8/24/2007

Emoções e sentimentos nos peixes?



Discuti este ano com os meus alunos os textos de Peter Singer sobre a distinção entre ser humano e pessoa, no contexto da ética aplicada à caça dos cetáceos. Basicamente, Singer define “pessoa” como qualquer ser com consciência de si próprio enquanto entidade autónoma, com um passado e uma perspectiva de futuro. Paralelamente, discorre sobre o fundamento do direito à vida das pessoas. O seu raciocínio, cristalino e de difícil refutação, leva à conclusão de que qualquer pessoa tem direito à vida, independentemente da espécie a que pertença.

Pensadores despreconceituados e minimamente informados não terão dificuldade em admitir que os grandes símios devem ser incluídos nesta categoria, havendo até já batalhas legais sobre o assunto, como a do chipanzé Hiasl.
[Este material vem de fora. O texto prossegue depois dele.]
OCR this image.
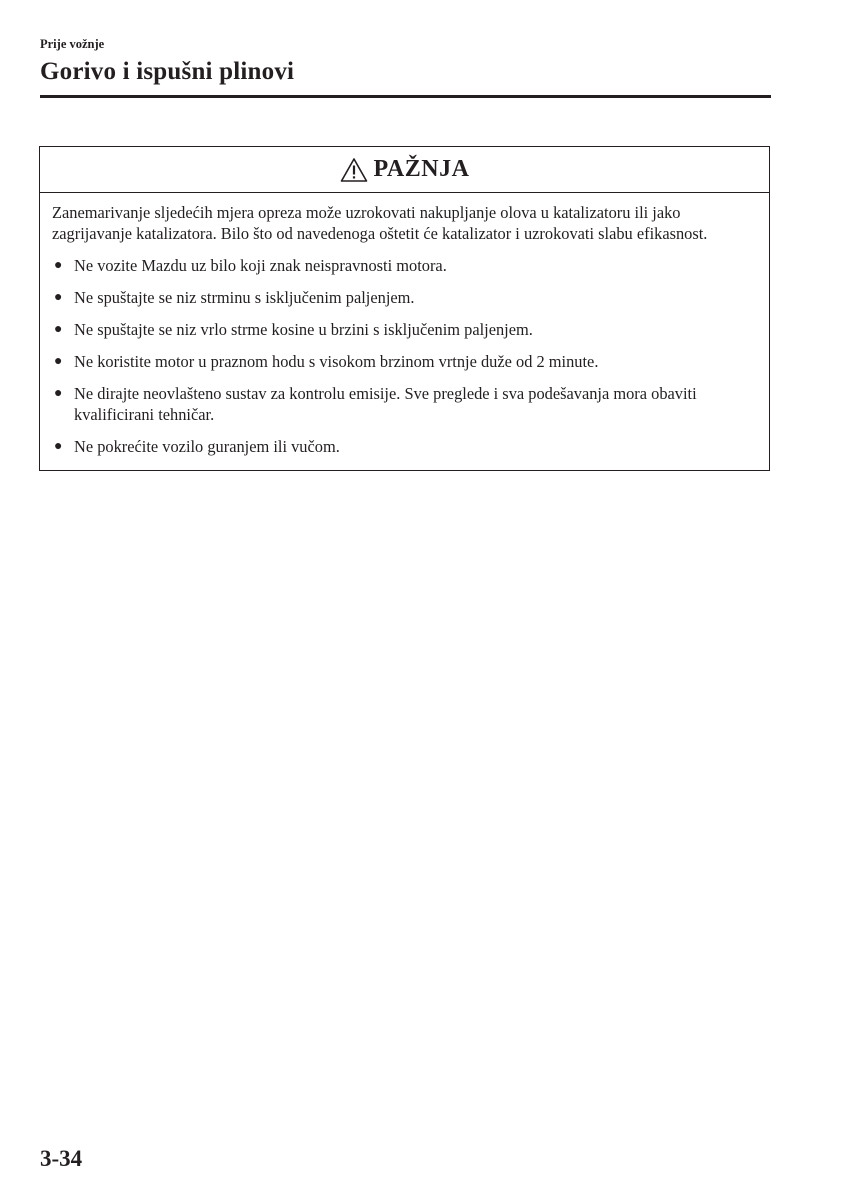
Prije vožnje
Gorivo i ispušni plinovi
PAŽNJA

Zanemarivanje sljedećih mjera opreza može uzrokovati nakupljanje olova u katalizatoru ili jako zagrijavanje katalizatora. Bilo što od navedenoga oštetit će katalizator i uzrokovati slabu efikasnost.

● Ne vozite Mazdu uz bilo koji znak neispravnosti motora.
● Ne spuštajte se niz strminu s isključenim paljenjem.
● Ne spuštajte se niz vrlo strme kosine u brzini s isključenim paljenjem.
● Ne koristite motor u praznom hodu s visokom brzinom vrtnje duže od 2 minute.
● Ne dirajte neovlašteno sustav za kontrolu emisije. Sve preglede i sva podešavanja mora obaviti kvalificirani tehničar.
● Ne pokrećite vozilo guranjem ili vučom.
3-34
A legião de admiradores dos cetáceos, entre os quais me incluo, não quererão ficar atrás [v. Marino, 2004]. E muitos donos de cães e de papagaios [v. tb. Emery & Clayton, 2005 e Emery, 2006], que podem contar histórias mais ou menos incríveis sobre a inteligência dos seus amigos não humanos, ficarão contentes em ver vindicados a sua dedicação e o seu amor.

Conferir o estatuto de pessoa a um animal não humano (repare-se na imediata necessidade de alterar a nomenclatura) tem, porém, implicações morais e, por consequência, económicas. De facto, se é pacífico e até in defender o direito à vida dos grandes símios, que dizer dos porcos, por exemplo? Imagine-se o que seria proibir, à escala planetária e por razões éticas, o abate de porcos! Claramente, esta é uma via em que é necessário prosseguir com cautela. E, a certa altura, definir uma linha: acima dela estarão as pessoas, humanas ou não, abaixo os animais não humanos. Uma minhoca, por exemplo, não é, claramente, uma pessoa. Nem uma estrela-do-mar. Mas, e um peixe?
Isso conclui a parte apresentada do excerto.